Lim: I have been doing this for 15 years and I have been called so many things. I have been called an ambassador, KOL, influencer, top line influencer, top line leader to influence people, everything. My label changes every now and then, and who knows, in the next five years, I’ll be called a social media-rer?
I think it all started with blogs, with bloggers emerging in the space. It was a whole “blogger-spree” back then and suddenly everyone wanted to be a blogger. And it is the same thing with influencers. But you have good influencers and bad ones. The thing is, everyone seems to be riding on the bad ones, and labelling everyone as bad. I literally made a video making fun of influencers and I can’t stop it, and everyone is going to label me.
For me, you can call me anything you want but at the end of the day, I create content that basically speaks to people. I am not just about posing for pictures and gaining likes. For us, we mainly concentrate on creating content for the brands that we work with, using our pool of talent.
But then again, what is the difference between me and let’s say another person that appears on TV? Or what is the difference between my podcasts and a radio host’s? Yes, the difference is in the platforms, but we are eventually doing the same thing. These days you go to the radio station and ask the DJ to plug an ad for the brand. It is the same objective because brands are going there to reach out to potential customers.
A+M: A question from the audience is on why some influencers put minimal effort into the content creation for paid posts, and if there’s a lack of professionalism in the Malaysia influencer scene. What are your thoughts on this?
Lim: I’m not pointing any fingers but to be honest, sometimes the talent agency has to play a role in managing talents. As a talent agency, you need to be responsible in creating top line content for your brands and a talent agency has to be able to manage its talent. For us whatever we do, we make sure that we are the barrier between the client and the talent, and I am hard on my talent as well.
It’s tough because social media is so accessible. The thing is not everyone has gone through a background of education on how to work with clients. A lot of social media stars don’t understand what it is to service clients. Anyone can be a social media influencer these days, it’s easier than starting a blog back then.

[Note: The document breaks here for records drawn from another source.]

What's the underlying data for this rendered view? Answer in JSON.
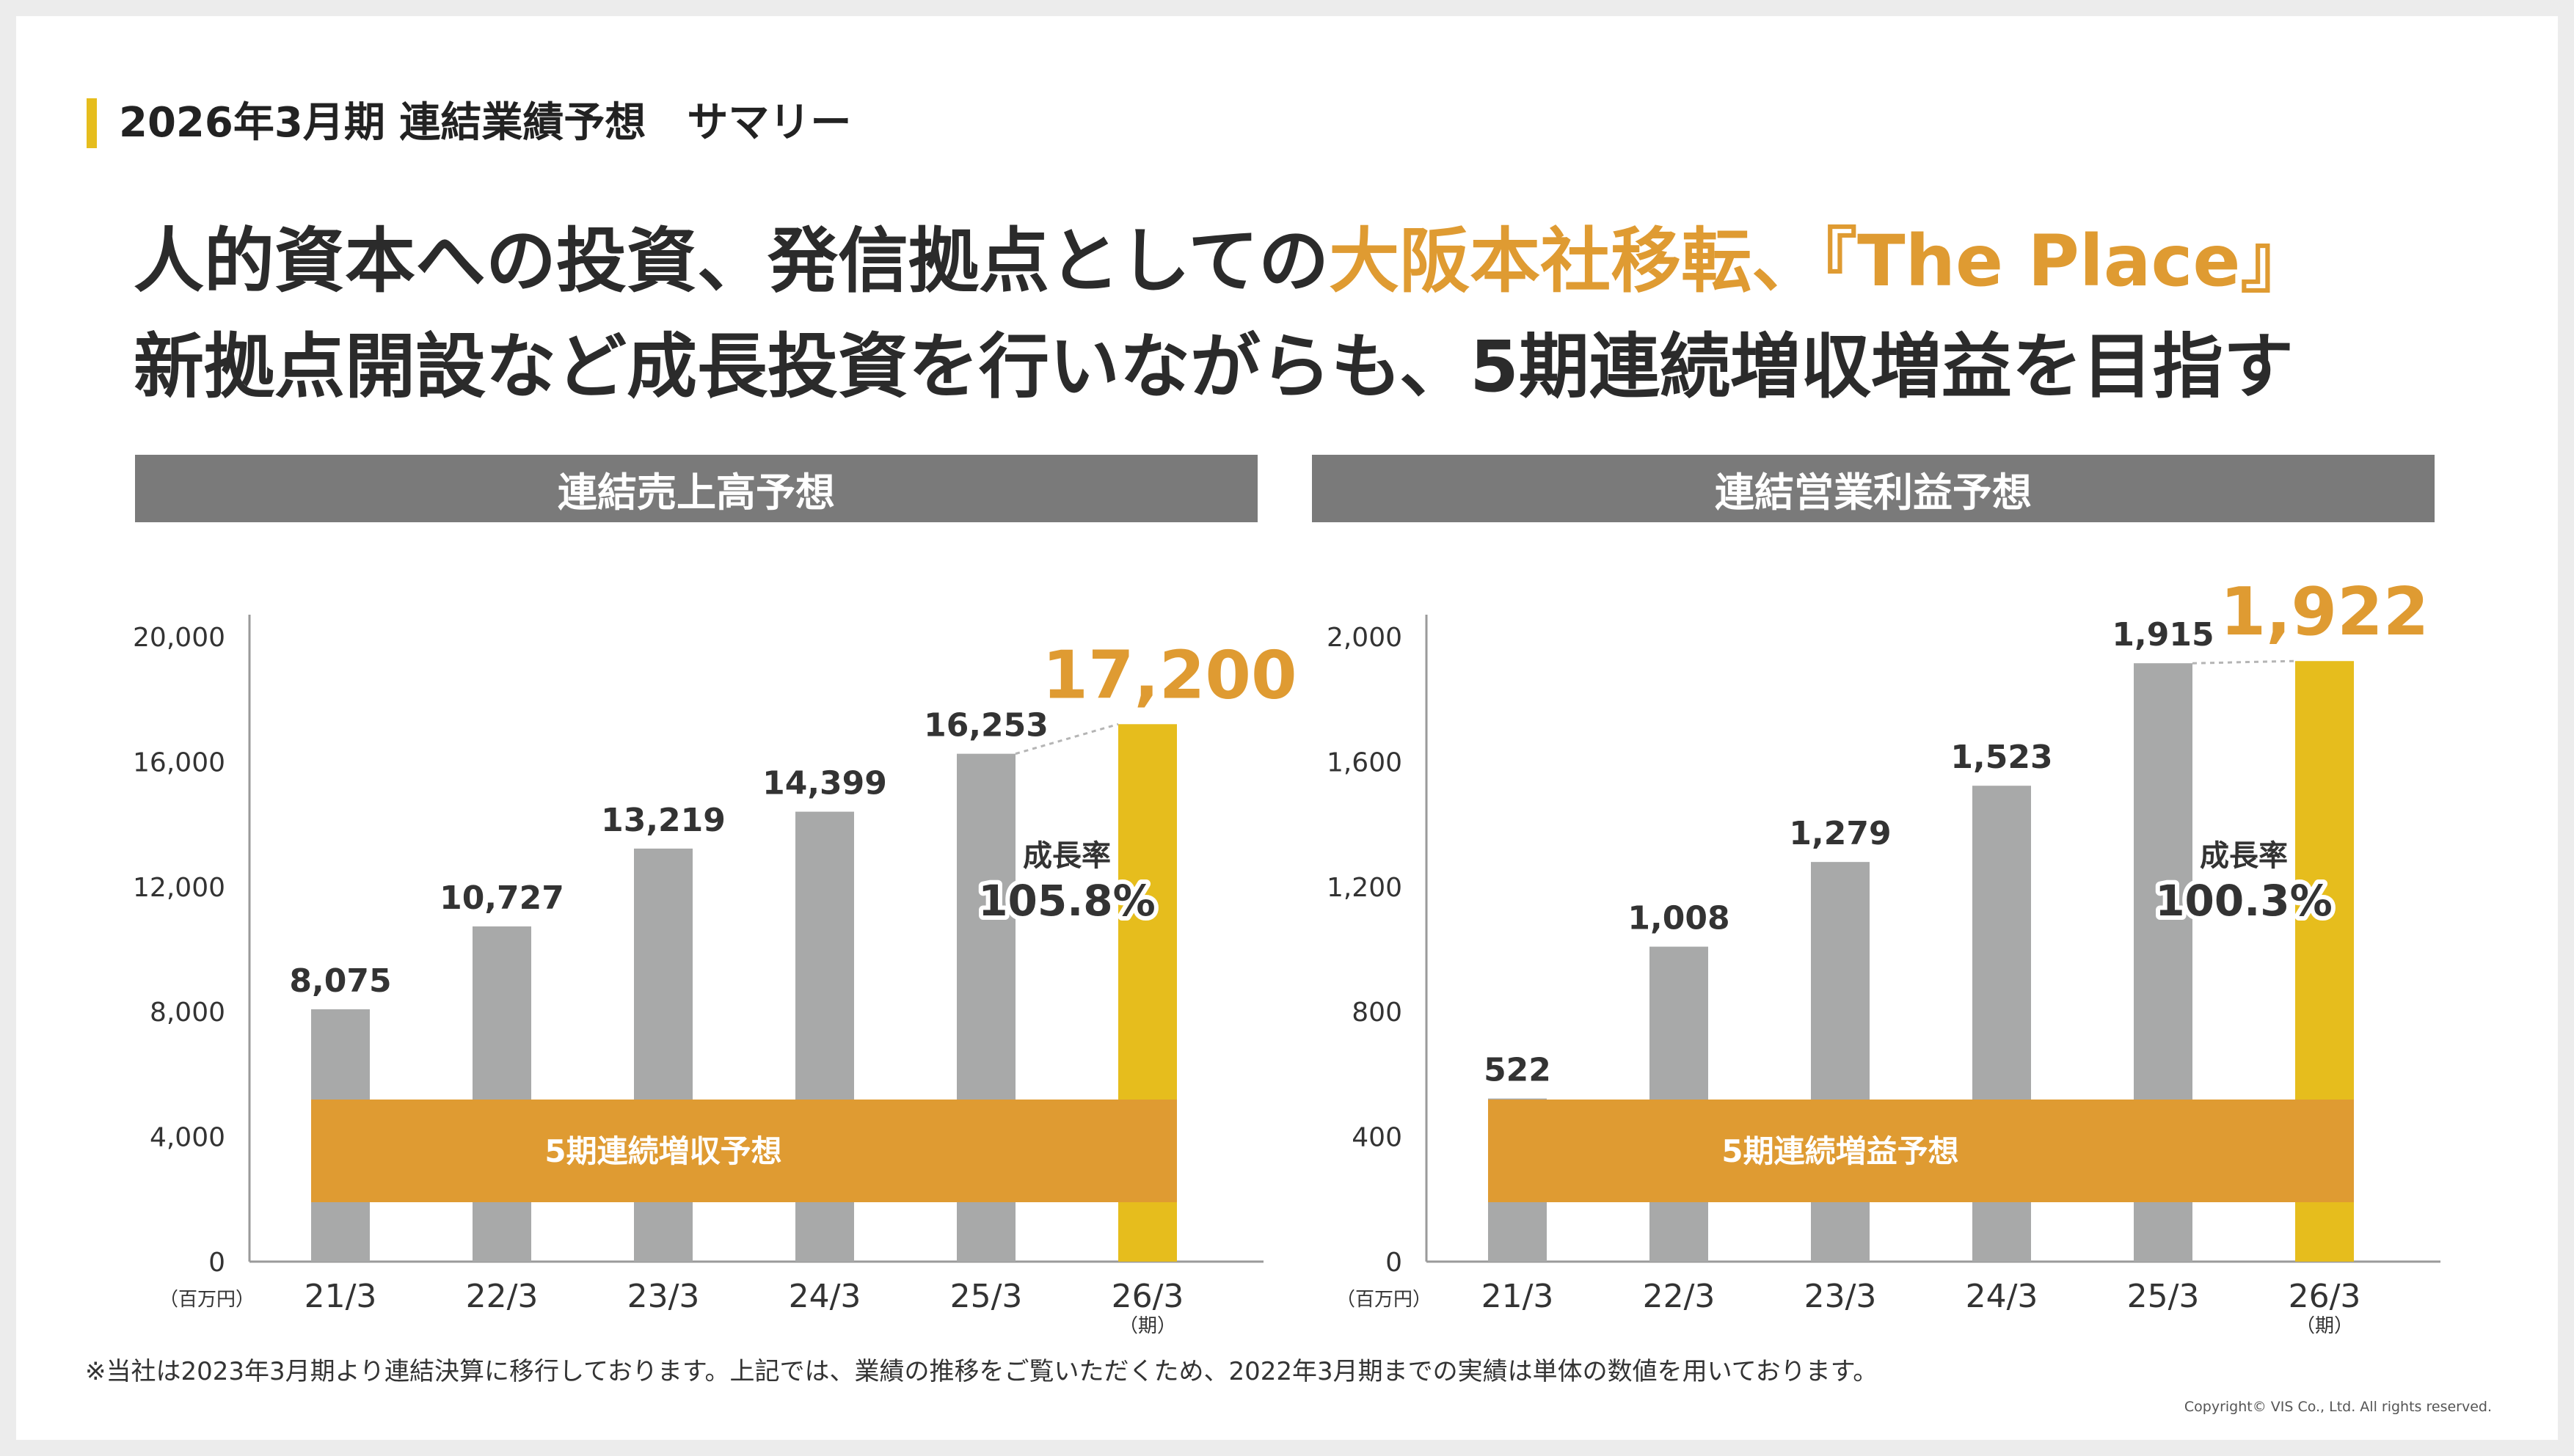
{
  "section": {
    "title": "2026年3月期 連結業績予想　サマリー"
  },
  "headline": {
    "line1_pre": "人的資本への投資、発信拠点としての",
    "line1_accent": "大阪本社移転、『The Place』",
    "line2": "新拠点開設など成長投資を行いながらも、5期連続増収増益を目指す"
  },
  "colors": {
    "actual": "#a8a9a9",
    "forecast": "#e6bd1d",
    "band": "#df9b32",
    "header": "#7a7a7a",
    "accent": "#df9b32"
  },
  "chart_data": [
    {
      "type": "bar",
      "title": "連結売上高予想",
      "categories": [
        "21/3",
        "22/3",
        "23/3",
        "24/3",
        "25/3",
        "26/3"
      ],
      "values": [
        8075,
        10727,
        13219,
        14399,
        16253,
        17200
      ],
      "value_labels": [
        "8,075",
        "10,727",
        "13,219",
        "14,399",
        "16,253",
        "17,200"
      ],
      "forecast_index": 5,
      "ylim": [
        0,
        20000
      ],
      "yticks": [
        0,
        4000,
        8000,
        12000,
        16000,
        20000
      ],
      "ytick_labels": [
        "0",
        "4,000",
        "8,000",
        "12,000",
        "16,000",
        "20,000"
      ],
      "y_unit": "（百万円）",
      "x_unit": "（期）",
      "band_label": "5期連続増収予想",
      "growth_label": "成長率",
      "growth_value": "105.8%",
      "grid": false
    },
    {
      "type": "bar",
      "title": "連結営業利益予想",
      "categories": [
        "21/3",
        "22/3",
        "23/3",
        "24/3",
        "25/3",
        "26/3"
      ],
      "values": [
        522,
        1008,
        1279,
        1523,
        1915,
        1922
      ],
      "value_labels": [
        "522",
        "1,008",
        "1,279",
        "1,523",
        "1,915",
        "1,922"
      ],
      "forecast_index": 5,
      "ylim": [
        0,
        2000
      ],
      "yticks": [
        0,
        400,
        800,
        1200,
        1600,
        2000
      ],
      "ytick_labels": [
        "0",
        "400",
        "800",
        "1,200",
        "1,600",
        "2,000"
      ],
      "y_unit": "（百万円）",
      "x_unit": "（期）",
      "band_label": "5期連続増益予想",
      "growth_label": "成長率",
      "growth_value": "100.3%",
      "grid": false
    }
  ],
  "footnote": "※当社は2023年3月期より連結決算に移行しております。上記では、業績の推移をご覧いただくため、2022年3月期までの実績は単体の数値を用いております。",
  "copyright": "Copyright© VIS Co., Ltd. All rights reserved."
}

You cannot assume that all of them know how to service clients and that is the biggest issue.
Do your background checks before working with an influencer and look at the content they make. Look at the pictures and go through their feed, and look at their past collaborations. If the brand is going to rely on the agency then agency needs to do due diligence on every single person they work with.
A+M: Where do you find white spaces to create new content?
Lim: When I was working in the radio, I wasn’t exactly the most popular RJ or overly promoted. The morning crew was the most heavily promoted talents on the show at the time. Although I was still a nobody, my night show was still the most listened to in the country because I incorporated YouTube stars or content into it. The rest of the RJs were bringing onboard international artists such as Kelly Clarkson, while I featured YouTubers such as sibling duo Jayesslee among others.
Fast forward from that, when I started doing my own videos, my friends shared the videos on Facebook, commenting how much they can relate to it. […] The moment Facebook introduced “boost” function, it was a field day for marketers, parking hundreds and thousands of dollars in return for hundreds and thousands of views. But for me, the constant struggle is that, brands are always chasing numbers and that is what it has come to.
However, content creators are now getting more and more prepared to stand out. And there are so many for clients to choose from these days, from fashion creators, film creators, cooking creators to gaming creators, and the list goes on.